Assessing risks is not just for the sake of identifying workplace hazards. This activity is also crucial in mitigating and eliminating the dangers that may stem from them.
Once you have your office hazards checklist down, the next step is to rank them from the least to most dangerous. This will help you gauge the gravity of the hazards and make plans on how to respond to each of them. The idea is to commensurate the response to the severity of the hazard. These pieces of information will give you a clearer picture of the causes and effects of these hazards.
The expected outcome of this exercise is to eliminate the risks and ensure a safe workplace for people in your care.
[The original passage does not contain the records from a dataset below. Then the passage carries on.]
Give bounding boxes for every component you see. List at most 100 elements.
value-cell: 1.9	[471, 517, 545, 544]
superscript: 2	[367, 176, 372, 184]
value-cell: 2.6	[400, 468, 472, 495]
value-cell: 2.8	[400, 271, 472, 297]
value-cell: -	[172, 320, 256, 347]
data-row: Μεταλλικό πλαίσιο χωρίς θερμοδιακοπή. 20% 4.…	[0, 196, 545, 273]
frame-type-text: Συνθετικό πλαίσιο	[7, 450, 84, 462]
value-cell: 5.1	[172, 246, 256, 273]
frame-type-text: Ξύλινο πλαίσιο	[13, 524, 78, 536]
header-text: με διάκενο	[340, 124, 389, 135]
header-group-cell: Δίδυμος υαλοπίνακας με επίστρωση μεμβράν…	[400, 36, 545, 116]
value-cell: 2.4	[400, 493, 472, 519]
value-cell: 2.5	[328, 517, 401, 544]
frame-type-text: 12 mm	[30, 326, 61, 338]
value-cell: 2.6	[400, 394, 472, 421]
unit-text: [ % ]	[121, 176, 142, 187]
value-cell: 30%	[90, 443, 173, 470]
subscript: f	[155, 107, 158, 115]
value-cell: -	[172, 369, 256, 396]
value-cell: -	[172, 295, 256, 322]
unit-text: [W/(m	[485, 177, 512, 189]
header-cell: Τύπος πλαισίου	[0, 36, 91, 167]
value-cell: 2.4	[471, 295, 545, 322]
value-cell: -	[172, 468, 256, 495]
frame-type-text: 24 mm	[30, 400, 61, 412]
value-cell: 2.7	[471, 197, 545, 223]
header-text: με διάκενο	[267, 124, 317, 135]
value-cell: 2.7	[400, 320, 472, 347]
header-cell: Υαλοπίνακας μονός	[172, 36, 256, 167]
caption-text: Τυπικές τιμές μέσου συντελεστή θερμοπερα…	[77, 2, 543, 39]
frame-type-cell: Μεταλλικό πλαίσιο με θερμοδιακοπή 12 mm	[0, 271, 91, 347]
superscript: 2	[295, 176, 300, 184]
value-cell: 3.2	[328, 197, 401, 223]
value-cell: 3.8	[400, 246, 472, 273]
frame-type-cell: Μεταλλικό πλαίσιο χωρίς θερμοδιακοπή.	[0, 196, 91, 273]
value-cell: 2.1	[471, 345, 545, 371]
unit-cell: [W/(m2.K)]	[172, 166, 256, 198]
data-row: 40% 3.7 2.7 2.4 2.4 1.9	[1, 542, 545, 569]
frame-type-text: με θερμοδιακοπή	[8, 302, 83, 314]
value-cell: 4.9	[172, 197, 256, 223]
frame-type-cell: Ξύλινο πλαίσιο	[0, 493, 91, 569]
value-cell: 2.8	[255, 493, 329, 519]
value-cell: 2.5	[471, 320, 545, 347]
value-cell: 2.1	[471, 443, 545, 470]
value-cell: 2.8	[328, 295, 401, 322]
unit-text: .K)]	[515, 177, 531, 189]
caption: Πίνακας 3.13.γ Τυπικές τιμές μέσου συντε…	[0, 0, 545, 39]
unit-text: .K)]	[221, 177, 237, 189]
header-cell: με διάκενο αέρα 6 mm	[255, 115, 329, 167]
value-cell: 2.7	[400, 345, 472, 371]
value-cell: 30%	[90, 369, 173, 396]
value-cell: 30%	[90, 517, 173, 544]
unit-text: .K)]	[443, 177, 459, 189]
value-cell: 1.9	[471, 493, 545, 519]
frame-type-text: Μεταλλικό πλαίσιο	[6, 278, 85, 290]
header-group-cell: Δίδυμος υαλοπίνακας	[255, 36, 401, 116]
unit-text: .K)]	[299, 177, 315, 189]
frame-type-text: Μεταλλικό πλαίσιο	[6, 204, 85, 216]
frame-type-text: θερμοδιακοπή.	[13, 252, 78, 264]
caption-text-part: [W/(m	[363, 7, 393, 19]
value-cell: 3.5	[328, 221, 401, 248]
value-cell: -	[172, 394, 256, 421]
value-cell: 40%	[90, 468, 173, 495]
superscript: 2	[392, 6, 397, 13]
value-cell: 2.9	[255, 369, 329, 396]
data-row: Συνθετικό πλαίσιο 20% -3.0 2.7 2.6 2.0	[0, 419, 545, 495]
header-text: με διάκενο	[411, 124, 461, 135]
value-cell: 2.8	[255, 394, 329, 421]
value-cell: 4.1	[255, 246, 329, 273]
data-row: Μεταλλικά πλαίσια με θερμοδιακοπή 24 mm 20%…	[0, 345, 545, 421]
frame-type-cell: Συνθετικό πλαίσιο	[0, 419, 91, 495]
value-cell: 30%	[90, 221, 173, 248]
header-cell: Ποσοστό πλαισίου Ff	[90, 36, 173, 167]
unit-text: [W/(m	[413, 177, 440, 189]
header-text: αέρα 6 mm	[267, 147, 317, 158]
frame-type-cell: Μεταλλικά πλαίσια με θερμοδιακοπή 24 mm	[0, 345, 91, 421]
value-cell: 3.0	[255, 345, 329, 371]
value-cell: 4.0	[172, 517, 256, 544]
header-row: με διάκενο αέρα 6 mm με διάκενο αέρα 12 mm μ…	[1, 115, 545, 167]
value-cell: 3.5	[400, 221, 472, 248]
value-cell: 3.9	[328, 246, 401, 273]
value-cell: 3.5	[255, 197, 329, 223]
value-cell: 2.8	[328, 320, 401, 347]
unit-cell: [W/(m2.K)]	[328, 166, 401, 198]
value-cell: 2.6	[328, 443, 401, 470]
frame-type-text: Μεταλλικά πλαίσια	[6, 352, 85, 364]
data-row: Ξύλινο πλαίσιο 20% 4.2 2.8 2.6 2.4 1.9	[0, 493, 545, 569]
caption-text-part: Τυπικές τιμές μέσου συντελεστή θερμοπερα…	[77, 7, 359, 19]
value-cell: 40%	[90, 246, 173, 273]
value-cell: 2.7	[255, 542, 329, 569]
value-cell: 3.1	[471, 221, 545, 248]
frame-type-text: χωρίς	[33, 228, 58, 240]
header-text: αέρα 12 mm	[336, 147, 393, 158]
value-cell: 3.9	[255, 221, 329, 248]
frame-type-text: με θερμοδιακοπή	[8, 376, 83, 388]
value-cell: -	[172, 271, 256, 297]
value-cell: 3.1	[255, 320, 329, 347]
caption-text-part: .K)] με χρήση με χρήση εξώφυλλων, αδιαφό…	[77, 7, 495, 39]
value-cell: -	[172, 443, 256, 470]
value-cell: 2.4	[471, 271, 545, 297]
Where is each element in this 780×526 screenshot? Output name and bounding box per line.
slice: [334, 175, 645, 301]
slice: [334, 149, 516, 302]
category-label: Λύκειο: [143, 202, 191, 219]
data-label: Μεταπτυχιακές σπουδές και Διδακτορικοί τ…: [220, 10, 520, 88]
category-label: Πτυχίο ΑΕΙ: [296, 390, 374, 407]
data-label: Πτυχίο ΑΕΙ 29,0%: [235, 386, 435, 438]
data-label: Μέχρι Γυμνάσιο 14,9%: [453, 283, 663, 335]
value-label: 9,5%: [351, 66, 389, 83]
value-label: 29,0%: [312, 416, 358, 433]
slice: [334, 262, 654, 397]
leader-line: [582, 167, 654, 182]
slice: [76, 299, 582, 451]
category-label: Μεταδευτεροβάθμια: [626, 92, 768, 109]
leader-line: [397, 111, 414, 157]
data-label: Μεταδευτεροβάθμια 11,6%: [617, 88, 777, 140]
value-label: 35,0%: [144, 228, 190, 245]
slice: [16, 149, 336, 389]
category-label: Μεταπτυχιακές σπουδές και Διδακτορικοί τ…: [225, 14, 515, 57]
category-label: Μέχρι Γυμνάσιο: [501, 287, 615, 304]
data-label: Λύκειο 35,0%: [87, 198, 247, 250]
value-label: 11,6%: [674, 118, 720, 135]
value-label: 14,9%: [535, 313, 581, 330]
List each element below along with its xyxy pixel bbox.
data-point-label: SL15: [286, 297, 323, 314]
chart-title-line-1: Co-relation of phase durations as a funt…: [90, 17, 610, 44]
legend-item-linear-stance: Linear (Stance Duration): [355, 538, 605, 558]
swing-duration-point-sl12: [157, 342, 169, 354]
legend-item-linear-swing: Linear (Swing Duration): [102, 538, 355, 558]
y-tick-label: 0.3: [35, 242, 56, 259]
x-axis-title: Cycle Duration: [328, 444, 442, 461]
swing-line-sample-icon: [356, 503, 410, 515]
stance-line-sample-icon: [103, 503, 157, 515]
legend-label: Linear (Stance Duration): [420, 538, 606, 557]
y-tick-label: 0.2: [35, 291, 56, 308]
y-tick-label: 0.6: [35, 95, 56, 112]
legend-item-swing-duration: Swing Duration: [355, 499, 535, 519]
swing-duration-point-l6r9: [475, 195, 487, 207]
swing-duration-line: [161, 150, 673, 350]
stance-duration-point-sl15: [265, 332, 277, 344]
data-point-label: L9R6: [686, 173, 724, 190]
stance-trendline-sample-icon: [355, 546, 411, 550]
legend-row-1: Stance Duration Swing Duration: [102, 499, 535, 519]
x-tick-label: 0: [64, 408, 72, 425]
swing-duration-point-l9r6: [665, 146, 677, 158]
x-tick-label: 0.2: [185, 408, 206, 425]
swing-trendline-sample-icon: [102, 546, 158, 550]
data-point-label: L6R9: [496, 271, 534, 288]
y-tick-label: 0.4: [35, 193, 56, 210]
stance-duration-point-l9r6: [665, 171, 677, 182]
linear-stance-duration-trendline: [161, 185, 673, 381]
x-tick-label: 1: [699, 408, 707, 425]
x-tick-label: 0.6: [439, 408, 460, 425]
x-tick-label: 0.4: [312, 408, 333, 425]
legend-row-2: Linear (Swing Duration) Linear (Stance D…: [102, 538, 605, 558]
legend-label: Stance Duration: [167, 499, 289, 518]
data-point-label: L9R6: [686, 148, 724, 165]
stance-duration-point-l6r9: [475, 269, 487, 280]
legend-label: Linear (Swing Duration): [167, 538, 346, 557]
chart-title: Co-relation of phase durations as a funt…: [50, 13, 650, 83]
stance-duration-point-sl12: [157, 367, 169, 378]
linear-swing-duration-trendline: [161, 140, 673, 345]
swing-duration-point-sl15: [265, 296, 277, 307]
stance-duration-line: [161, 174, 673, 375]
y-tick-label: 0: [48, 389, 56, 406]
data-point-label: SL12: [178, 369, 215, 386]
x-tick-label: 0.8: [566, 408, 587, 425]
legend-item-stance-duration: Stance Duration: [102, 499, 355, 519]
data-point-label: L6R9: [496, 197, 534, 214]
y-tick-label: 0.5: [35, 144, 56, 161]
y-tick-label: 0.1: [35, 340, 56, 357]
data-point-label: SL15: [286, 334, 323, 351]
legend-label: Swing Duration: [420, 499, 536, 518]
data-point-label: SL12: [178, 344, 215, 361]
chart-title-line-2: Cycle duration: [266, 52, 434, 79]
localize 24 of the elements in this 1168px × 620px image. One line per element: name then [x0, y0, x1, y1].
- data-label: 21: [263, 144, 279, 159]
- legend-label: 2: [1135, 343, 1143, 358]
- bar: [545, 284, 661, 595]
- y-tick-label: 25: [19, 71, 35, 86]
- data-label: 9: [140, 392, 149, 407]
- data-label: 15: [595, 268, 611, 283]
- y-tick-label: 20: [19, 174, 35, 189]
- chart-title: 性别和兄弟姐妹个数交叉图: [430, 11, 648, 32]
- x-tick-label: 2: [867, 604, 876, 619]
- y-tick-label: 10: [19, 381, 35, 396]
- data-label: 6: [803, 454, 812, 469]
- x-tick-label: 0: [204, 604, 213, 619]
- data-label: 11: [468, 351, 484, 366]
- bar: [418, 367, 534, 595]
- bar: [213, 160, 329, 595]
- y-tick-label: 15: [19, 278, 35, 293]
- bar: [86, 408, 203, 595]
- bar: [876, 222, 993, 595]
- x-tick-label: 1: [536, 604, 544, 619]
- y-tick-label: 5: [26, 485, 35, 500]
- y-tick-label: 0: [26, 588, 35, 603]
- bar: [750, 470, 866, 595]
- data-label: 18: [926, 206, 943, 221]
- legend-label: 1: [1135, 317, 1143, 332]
Now that you have a thorough study of the facility and the risks around it, it’s time to make the necessary changes and improvements in procedures, infrastructures, equipment, or machinery.
Evaluate and review
Once all changes and procedures are accomplished, conduct an evaluation of the entire process. This will help you and your team see if every hazard is covered and if modifications must be made. It needs to be reviewed and regularly evaluated, particularly if there will be adjustments in the structure of the facility and changes in equipment.
Depending on the severity of the identified hazards and the size of the facility, changes and improvements may take weeks or even months. It is tedious and could involve the assistance and approval of the management and people from various teams. However, if done right, this activity would result in a safer and better workplace conditions for everyone occupying the facility.
There’s no better time than now
Emergencies can happen anytime, anywhere. Preparation is key in mitigating their impact on people, properties, business operations, and society at large. Whether you’re a building owner, a facility manager, a company owner, staff, or a general building occupant, you have a pivotal role in ensuring workplace safety.
Be vigilant at spotting possible hazards. Inform the chief warden about them, so they will be included in the office hazards checklist. Once these risks are identified and documented properly, actions can be done to avoid them from happening.
Are you 100 percent sure that your workplace is safe and free from risks? Are you 100 percent compliant with Australian Standards? Your answer to these questions shape the safety conditions of your workplace.